Boneka Panda (Horor) I



 Alea memaksakan kakinya untuk tetap berlari. Dia berlari secepat yang dia bisa, sambil berusaha mengontrol napas. Inhaler yang sudah dia pasang di depan hidungnya tidak ada pengaruhnya, karena toh Alea bernapas dengan mulut. Alea merasa putus asa. Napasnya makin pendek-pebnmmndek. Pandangannya mulai buram.
                “RRRRR,”
                Please, jangan. Jangan.”Alea komat-kamit. Dia makin mempercepat larinya, meski rasanya jantung mencelos, siap meledak. Dia sudah melewati banyak sekali pohon pinus hari ini. Awalnya dia takut tersesat, tapi apa daya. Tanpa dia sadari, kakinya terbelit pada sebuah sulur pohon dan otomatis dia terjatuh.
                Bruk!
                “Tuhan,”keluh Alea. Inhalernya menggelinding jauh.  Air matanya keluar, bercampur keringat yang menderas. Dia benar-benar tidak kuat. Asmanya begitu kuat mengikat paru-parunya. Dia menunduk, berusaha mengontrol napas. Sebuah boneka berbentuk panda lusuh yang dia jadikan bandul kalung terjatuh. Alea mencengkram boneka itu, berusaha berdiri. Dia bisa merasakan derap kaki itu bertambah suaranya, mendekat. Alea yang akan berlari jatuh lagi. Ah, kakinya masih terbelit sulur. Dengan tergesa, ditariknya sulur itu, tapi tangannya malah berdarah oleh sulur tajam tersebut.
                “RRAAAAA!”tiba-tiba sebuah tangan mencekik lehernya, kuat. Alea makin kehabisan napas. Dia megap-megap ketika tubuhnya dibanting dalam satu gerakan.
                “Jangan, Mile. Jangan...”Alea terisak. Mile, orang yang mencekik lehernya tadi menghunuskan pisau. Hidupnya benar-benar di ujung tanduk.
                “Mile, tolong...”Alea mengusap keningnya. Dia menyeka matanya, menunduk. Jangan lihat, Alea. Lebih baik mati melihat tanah, daripada melihat mata pembunuh itu. Alea mengepalkan tangannya, dan menyadari bahwa boneka tadi teremas. Alea tertegun menatap boneka itu. Lebih tepatnya, kaki boneka itu. Kaki itu berlubang, terlihat bekas kekuningan di sekitar lubang itu. Lubang itu....
***
Desember 1998.
                “Tangkap bola ini!”Ilan, kakak Alea melemparkan bola karet yang lentur. Alea kecil melompat tinggi-tinggi, tapi bola itu tidak tertangkap olehnya. Malah, bola biru itu melewati jendela gudang rumah mereka dan masuk gudang. Terdengar bunyi kelontangan.
                “Alea payah.”Ilan bergegas masuk gudang, namun dia dihalangi Alea.

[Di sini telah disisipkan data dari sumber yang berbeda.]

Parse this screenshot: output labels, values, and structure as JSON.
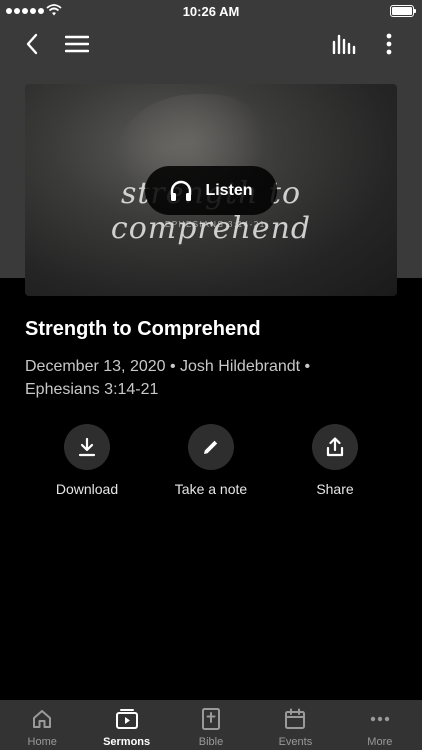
{
  "status_bar": {
    "time": "10:26 AM"
  },
  "sermon": {
    "artwork_script": "strength to comprehend",
    "artwork_reference": "EPHESIANS 3:14-21",
    "listen_label": "Listen",
    "title": "Strength to Comprehend",
    "meta_line1": "December 13, 2020 • Josh Hildebrandt •",
    "meta_line2": "Ephesians 3:14-21"
  },
  "actions": {
    "download": "Download",
    "note": "Take a note",
    "share": "Share"
  },
  "tabs": [
    {
      "label": "Home",
      "icon": "home-icon"
    },
    {
      "label": "Sermons",
      "icon": "sermons-icon",
      "active": true
    },
    {
      "label": "Bible",
      "icon": "bible-icon"
    },
    {
      "label": "Events",
      "icon": "calendar-icon"
    },
    {
      "label": "More",
      "icon": "more-icon"
    }
  ]
}
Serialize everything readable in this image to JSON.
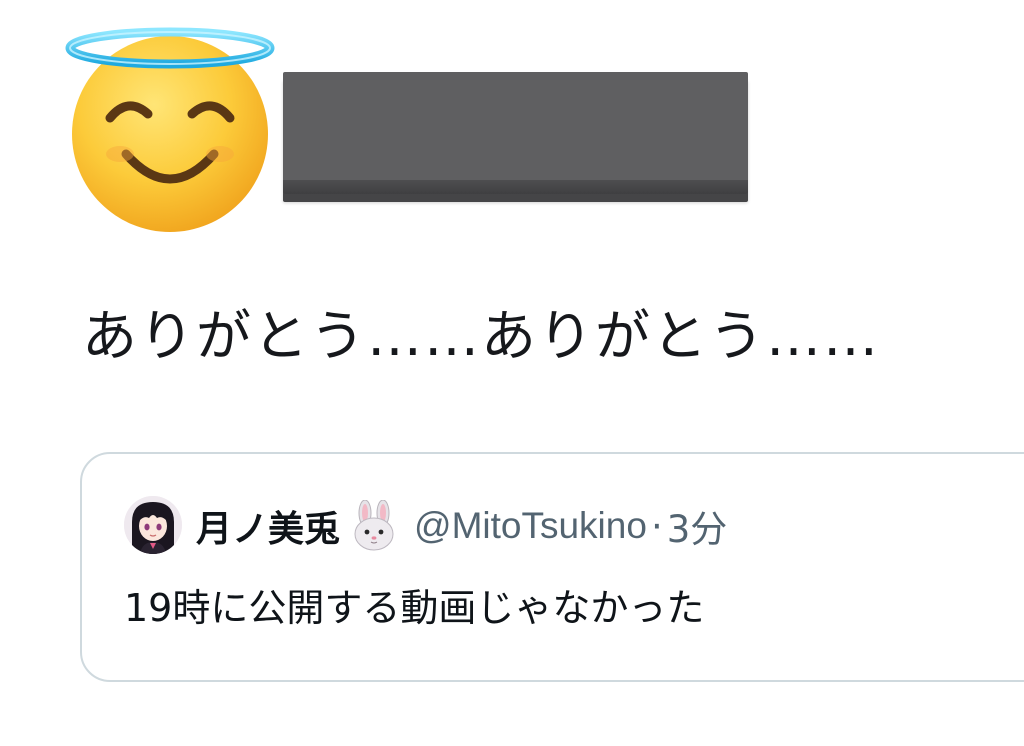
{
  "tweet": {
    "avatar_icon": "smiling-face-with-halo-icon",
    "text": "ありがとう……ありがとう……"
  },
  "quote": {
    "avatar_icon": "user-avatar",
    "name": "月ノ美兎",
    "name_emoji": "rabbit-face-icon",
    "handle": "@MitoTsukino",
    "separator": "·",
    "time": "3分",
    "text": "19時に公開する動画じゃなかった"
  },
  "colors": {
    "border": "#cfd9de",
    "secondary_text": "#536471",
    "halo": "#2fc3ef",
    "redaction": "#5f5f61"
  }
}
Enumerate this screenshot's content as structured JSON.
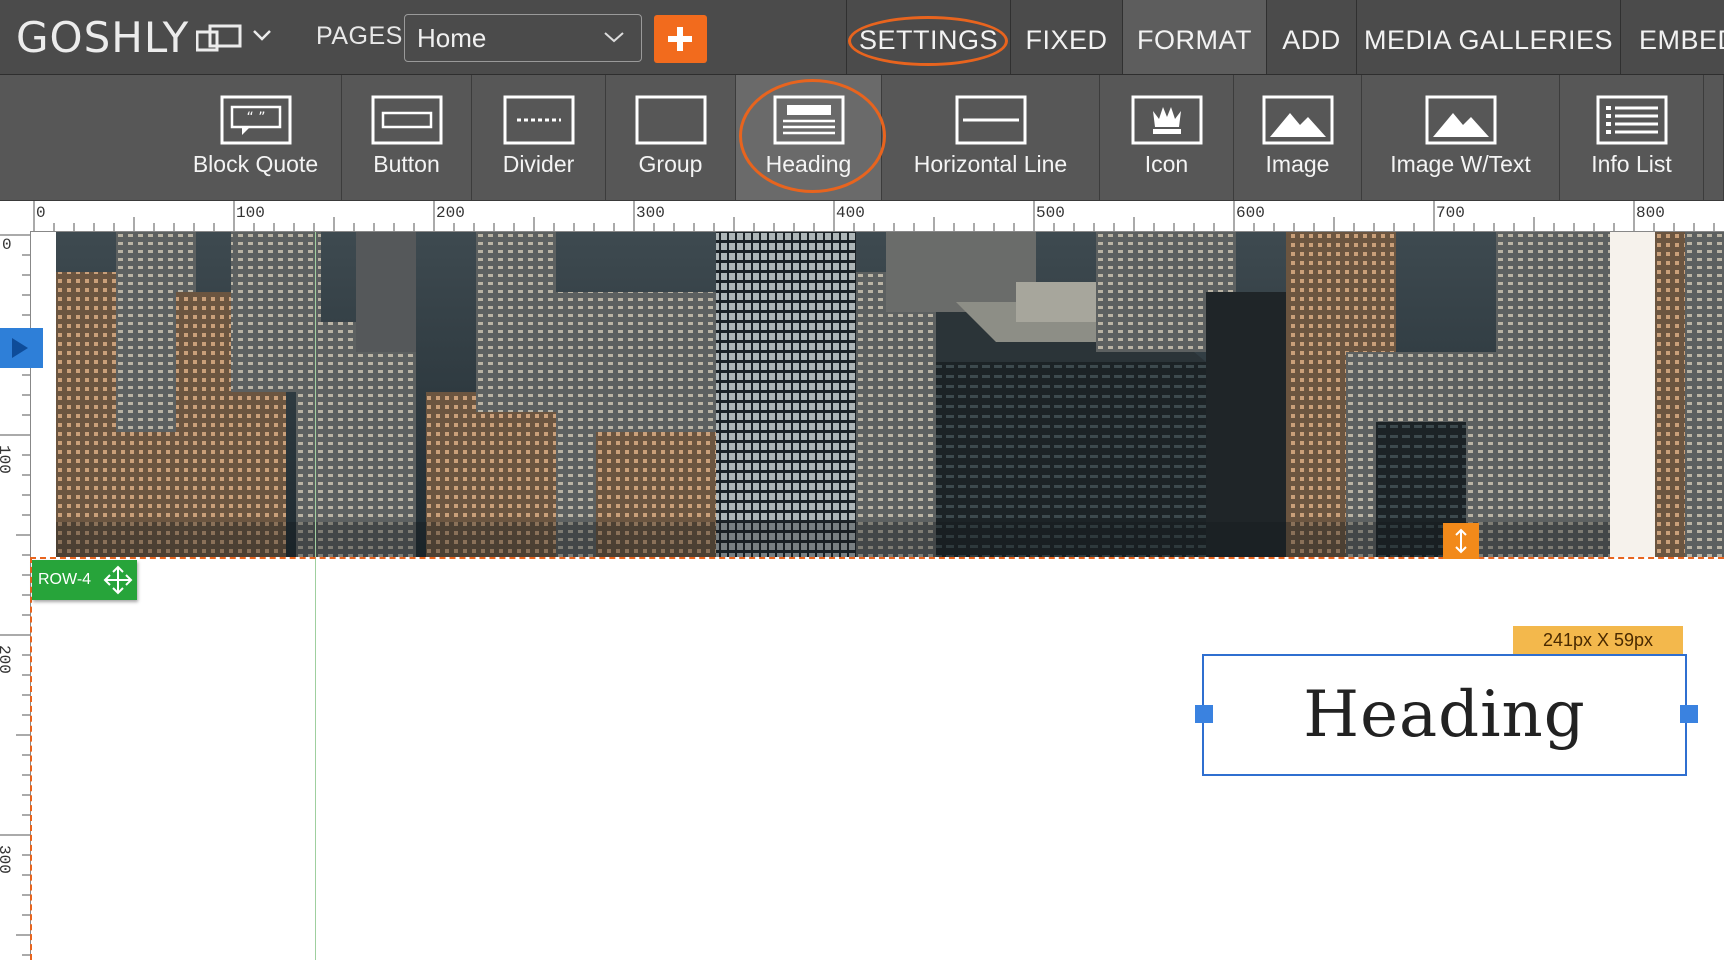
{
  "app": {
    "logo_text": "GOSHLY",
    "pages_label": "PAGES",
    "page_select_value": "Home"
  },
  "tabs": [
    {
      "label": "SETTINGS",
      "highlighted": true
    },
    {
      "label": "FIXED"
    },
    {
      "label": "FORMAT",
      "active": true
    },
    {
      "label": "ADD"
    },
    {
      "label": "MEDIA GALLERIES"
    },
    {
      "label": "EMBED"
    }
  ],
  "tools": [
    {
      "label": "Block Quote",
      "icon": "block-quote-icon"
    },
    {
      "label": "Button",
      "icon": "button-icon"
    },
    {
      "label": "Divider",
      "icon": "divider-icon"
    },
    {
      "label": "Group",
      "icon": "group-icon"
    },
    {
      "label": "Heading",
      "icon": "heading-icon",
      "highlighted": true
    },
    {
      "label": "Horizontal Line",
      "icon": "horizontal-line-icon"
    },
    {
      "label": "Icon",
      "icon": "icon-icon"
    },
    {
      "label": "Image",
      "icon": "image-icon"
    },
    {
      "label": "Image W/Text",
      "icon": "image-with-text-icon"
    },
    {
      "label": "Info List",
      "icon": "info-list-icon"
    }
  ],
  "ruler": {
    "horizontal_labels": [
      "0",
      "100",
      "200",
      "300",
      "400",
      "500",
      "600",
      "700",
      "800"
    ],
    "vertical_labels": [
      "0",
      "100",
      "200",
      "300"
    ]
  },
  "canvas": {
    "row_label": "ROW-4",
    "element_size": "241px X 59px",
    "heading_text": "Heading"
  },
  "colors": {
    "accent_orange": "#e8641e",
    "add_button": "#f26b1d",
    "row_badge": "#27a43a",
    "selection_blue": "#2f6fd0",
    "size_badge": "#f3b84c"
  }
}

                “Kata Ayah, kita dilarang masuk gudang,”dengan mata besarnya, Alea membentangkan tangannya.
                “Tapi bolanya masuk. Sudahlah. Ayah melarang kita dua tahun yang lalu. Waktu itu aku masih kecil. Karena sekarang aku sudah besar, aku berhak masuk gudang itu,”kata Ilan congkak. Kepalanya didongakkan dan menepuk dadanya bangga. Padahal umurnya  baru sepuluh tahun, namun dia sudah merasa dewasa sekali.
“Berjanjilah untuk keluar sesegera mungkin setelah bola itu ditemukan,”kata Alea lirih.

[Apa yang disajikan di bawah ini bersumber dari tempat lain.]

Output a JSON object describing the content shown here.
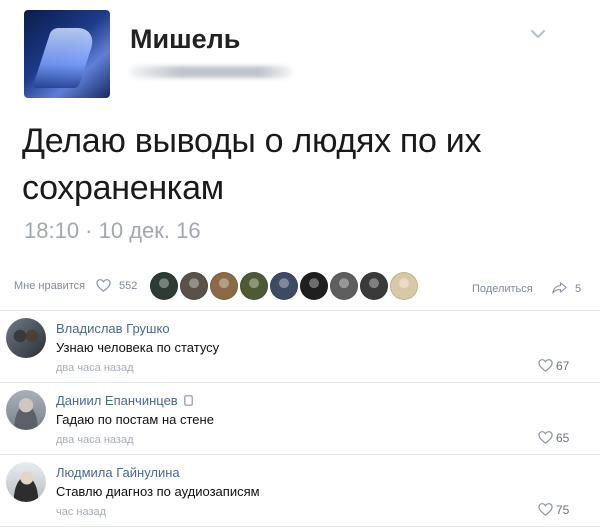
{
  "post": {
    "author": "Мишель",
    "text_line1": "Делаю выводы о людях по их",
    "text_line2": "сохраненкам",
    "meta": "18:10 · 10 дек. 16"
  },
  "reactions": {
    "likes_label": "Мне нравится",
    "likes_count": "552",
    "share_label": "Поделиться",
    "share_count": "5",
    "face_colors": [
      "#2c3b34",
      "#5a5148",
      "#8b6a45",
      "#4e5a33",
      "#3d4a62",
      "#1f1f1f",
      "#5e5e5e",
      "#3a3a3a",
      "#d9c8a6"
    ]
  },
  "comments": [
    {
      "author": "Владислав Грушко",
      "text": "Узнаю человека по статусу",
      "time": "два часа назад",
      "likes": "67"
    },
    {
      "author": "Даниил Епанчинцев",
      "text": "Гадаю по постам на стене",
      "time": "два часа назад",
      "likes": "65"
    },
    {
      "author": "Людмила Гайнулина",
      "text": "Ставлю диагноз по аудиозаписям",
      "time": "час назад",
      "likes": "75"
    }
  ]
}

“Janji. Kau tahu? Karena aku ini abangmu, maka aku berhak untuk memimpinmu.”Ilan, masih dengan kepala mendongak, berjalan mendahului Alea untuk masuk ke gudang. Alea sebenarnya takut melanggar perintah ayahnya, namun dia ikut saja. Dia berpikir apa yang dilakukan Ilan selalu benar.
                Untuk pertama kalinyalah, mereka memasuki gudang terlarang itu. Gudang itu berantakan, penuh debu. Alea memegangi ujung kaos abangnya, merasa was-was. Dia mengedarkan pandangnya, menemukan bola biru di bawah sebuah meja tua penuh debu. Dia mengambil bola itu, senang.

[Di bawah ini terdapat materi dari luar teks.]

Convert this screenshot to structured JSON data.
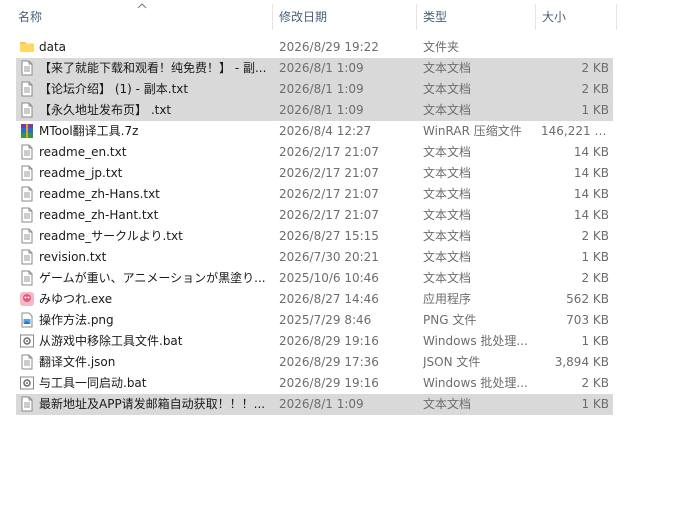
{
  "columns": {
    "name": "名称",
    "date": "修改日期",
    "type": "类型",
    "size": "大小"
  },
  "files": [
    {
      "name": "data",
      "date": "2026/8/29 19:22",
      "type": "文件夹",
      "size": "",
      "icon": "folder-icon",
      "selected": false
    },
    {
      "name": "【来了就能下载和观看！纯免费！】 - 副...",
      "date": "2026/8/1 1:09",
      "type": "文本文档",
      "size": "2 KB",
      "icon": "text-file-icon",
      "selected": true
    },
    {
      "name": "【论坛介绍】 (1) - 副本.txt",
      "date": "2026/8/1 1:09",
      "type": "文本文档",
      "size": "2 KB",
      "icon": "text-file-icon",
      "selected": true
    },
    {
      "name": "【永久地址发布页】 .txt",
      "date": "2026/8/1 1:09",
      "type": "文本文档",
      "size": "1 KB",
      "icon": "text-file-icon",
      "selected": true
    },
    {
      "name": "MTool翻译工具.7z",
      "date": "2026/8/4 12:27",
      "type": "WinRAR 压缩文件",
      "size": "146,221 KB",
      "icon": "winrar-archive-icon",
      "selected": false
    },
    {
      "name": "readme_en.txt",
      "date": "2026/2/17 21:07",
      "type": "文本文档",
      "size": "14 KB",
      "icon": "text-file-icon",
      "selected": false
    },
    {
      "name": "readme_jp.txt",
      "date": "2026/2/17 21:07",
      "type": "文本文档",
      "size": "14 KB",
      "icon": "text-file-icon",
      "selected": false
    },
    {
      "name": "readme_zh-Hans.txt",
      "date": "2026/2/17 21:07",
      "type": "文本文档",
      "size": "14 KB",
      "icon": "text-file-icon",
      "selected": false
    },
    {
      "name": "readme_zh-Hant.txt",
      "date": "2026/2/17 21:07",
      "type": "文本文档",
      "size": "14 KB",
      "icon": "text-file-icon",
      "selected": false
    },
    {
      "name": "readme_サークルより.txt",
      "date": "2026/8/27 15:15",
      "type": "文本文档",
      "size": "2 KB",
      "icon": "text-file-icon",
      "selected": false
    },
    {
      "name": "revision.txt",
      "date": "2026/7/30 20:21",
      "type": "文本文档",
      "size": "1 KB",
      "icon": "text-file-icon",
      "selected": false
    },
    {
      "name": "ゲームが重い、アニメーションが黒塗り...",
      "date": "2025/10/6 10:46",
      "type": "文本文档",
      "size": "2 KB",
      "icon": "text-file-icon",
      "selected": false
    },
    {
      "name": "みゆつれ.exe",
      "date": "2026/8/27 14:46",
      "type": "应用程序",
      "size": "562 KB",
      "icon": "app-icon",
      "selected": false
    },
    {
      "name": "操作方法.png",
      "date": "2025/7/29 8:46",
      "type": "PNG 文件",
      "size": "703 KB",
      "icon": "image-file-icon",
      "selected": false
    },
    {
      "name": "从游戏中移除工具文件.bat",
      "date": "2026/8/29 19:16",
      "type": "Windows 批处理...",
      "size": "1 KB",
      "icon": "batch-file-icon",
      "selected": false
    },
    {
      "name": "翻译文件.json",
      "date": "2026/8/29 17:36",
      "type": "JSON 文件",
      "size": "3,894 KB",
      "icon": "json-file-icon",
      "selected": false
    },
    {
      "name": "与工具一同启动.bat",
      "date": "2026/8/29 19:16",
      "type": "Windows 批处理...",
      "size": "2 KB",
      "icon": "batch-file-icon",
      "selected": false
    },
    {
      "name": "最新地址及APP请发邮箱自动获取！！！...",
      "date": "2026/8/1 1:09",
      "type": "文本文档",
      "size": "1 KB",
      "icon": "text-file-icon",
      "selected": true
    }
  ]
}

                “Abang, ayo keluar. Aku sudah menemukan bolanya.”
                “Tunggu.”abangnya malah asyik dengan benda-benda kuno di sudut ruangan. Alea mengerutkan keningnya.
                “Tapi abang tadi sudah jan—”
                “Apa ini?”seruan Ilan memutus perkataan Alea. Alea menghampirinya, dengan penasaran sekaligus takut. Dia melihat sebuah boneka kecil berbentuk panda yang tampak usang, dipakukan kakinya pada sebuah kayu bundar. Boneka itu amat menggemaskan meski lusuh.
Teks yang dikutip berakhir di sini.